Recommended management of ITP in pregnancy

2018-08-29
Bertrand Godeau

What is the recommended management of immune thrombocytopenia (ITP) in pregnant women?

Bertrand Godeau, MD, PhD: It is a very important question because in my experience it is clear that a lot of pregnant women with ITP are overtreated, with a very high number of side effects of treatment.

The first message is that the important period is delivery, but before delivery, throughout the duration of pregnancy, there is no higher risk of bleeding in pregnant women compared with nonpregnant women. My main message is that during pregnancy you must absolutely avoid overtreating your patients. It is perfectly possible to keep pregnant women with low platelet counts such as platelet counts of 20,000, 25,000, or 30,000 cells per mm3 without treatment. The main criteria to treat is the presence of bleeding. If you have a pregnant woman without purpura or bleeding, it is not necessary to give steroids, it is not necessary to give several courses of intravenous immunoglobulin (IVIG)—you survey. It is the policy for the duration of pregnancy.
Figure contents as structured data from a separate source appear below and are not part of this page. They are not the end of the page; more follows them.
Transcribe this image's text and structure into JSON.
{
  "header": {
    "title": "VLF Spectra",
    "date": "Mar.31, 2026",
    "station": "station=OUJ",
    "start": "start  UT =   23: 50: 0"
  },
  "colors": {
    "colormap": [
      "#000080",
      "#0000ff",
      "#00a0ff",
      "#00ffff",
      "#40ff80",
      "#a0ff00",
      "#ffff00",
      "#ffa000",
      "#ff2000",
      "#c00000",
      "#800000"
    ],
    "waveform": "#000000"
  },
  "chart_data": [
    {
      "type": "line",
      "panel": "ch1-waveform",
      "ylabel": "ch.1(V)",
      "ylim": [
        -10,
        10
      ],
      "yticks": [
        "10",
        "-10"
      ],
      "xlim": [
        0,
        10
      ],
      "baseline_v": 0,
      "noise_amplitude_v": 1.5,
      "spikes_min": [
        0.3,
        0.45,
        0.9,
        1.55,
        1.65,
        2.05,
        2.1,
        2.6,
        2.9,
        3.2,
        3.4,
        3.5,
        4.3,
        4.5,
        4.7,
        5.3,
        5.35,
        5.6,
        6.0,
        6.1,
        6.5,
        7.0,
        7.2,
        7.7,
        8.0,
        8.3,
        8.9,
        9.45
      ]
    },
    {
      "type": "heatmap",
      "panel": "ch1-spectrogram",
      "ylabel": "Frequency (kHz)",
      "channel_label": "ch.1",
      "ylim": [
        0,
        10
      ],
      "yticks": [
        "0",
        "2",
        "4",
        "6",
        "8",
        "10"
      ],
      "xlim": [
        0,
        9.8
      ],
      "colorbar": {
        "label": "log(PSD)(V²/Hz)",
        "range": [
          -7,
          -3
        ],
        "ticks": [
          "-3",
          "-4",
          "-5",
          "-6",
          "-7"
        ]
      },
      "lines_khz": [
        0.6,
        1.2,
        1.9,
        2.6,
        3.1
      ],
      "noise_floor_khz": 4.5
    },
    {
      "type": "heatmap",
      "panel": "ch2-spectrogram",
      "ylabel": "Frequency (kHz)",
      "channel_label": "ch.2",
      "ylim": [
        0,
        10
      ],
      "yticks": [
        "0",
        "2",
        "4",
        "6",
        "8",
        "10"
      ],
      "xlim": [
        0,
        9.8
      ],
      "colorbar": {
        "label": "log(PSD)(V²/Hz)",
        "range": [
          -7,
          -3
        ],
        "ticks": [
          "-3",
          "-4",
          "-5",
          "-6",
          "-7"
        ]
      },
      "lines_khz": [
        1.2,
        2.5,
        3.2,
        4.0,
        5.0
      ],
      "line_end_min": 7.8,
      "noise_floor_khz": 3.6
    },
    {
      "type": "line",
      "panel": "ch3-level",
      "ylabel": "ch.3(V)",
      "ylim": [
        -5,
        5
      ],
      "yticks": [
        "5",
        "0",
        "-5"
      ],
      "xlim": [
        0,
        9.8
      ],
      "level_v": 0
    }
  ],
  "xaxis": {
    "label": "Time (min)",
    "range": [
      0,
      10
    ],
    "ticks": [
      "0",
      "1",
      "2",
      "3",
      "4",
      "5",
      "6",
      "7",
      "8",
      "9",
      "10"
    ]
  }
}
In contrast, at the time of delivery it is necessary to transiently increase the platelet counts with a short course of steroids, and if the patient is refractory to steroids, you can add IVIG 1, 2, or 3 weeks before the end of pregnancy.

For the delivery, it is not necessary to perform cesarean delivery. In our experience in >80% of pregnant women it is possible to have vaginal delivery and not to perform cesarean delivery.

The last point is that you must systematically check the platelet count in the newborn, because there is a risk of thrombocytopenia in the newborn at the time of delivery but [also] between 3 and 5 days after delivery. So it is necessary to control the platelet count in the newborn at birth but also between days 3 and 5 [after delivery].

With this rule, clearly our experience and experience of colleagues reported in the literature is that it is very rare to have a very severe complication in a woman and it is very rare to have a complication in a newborn. So you should avoid overtreating your patients.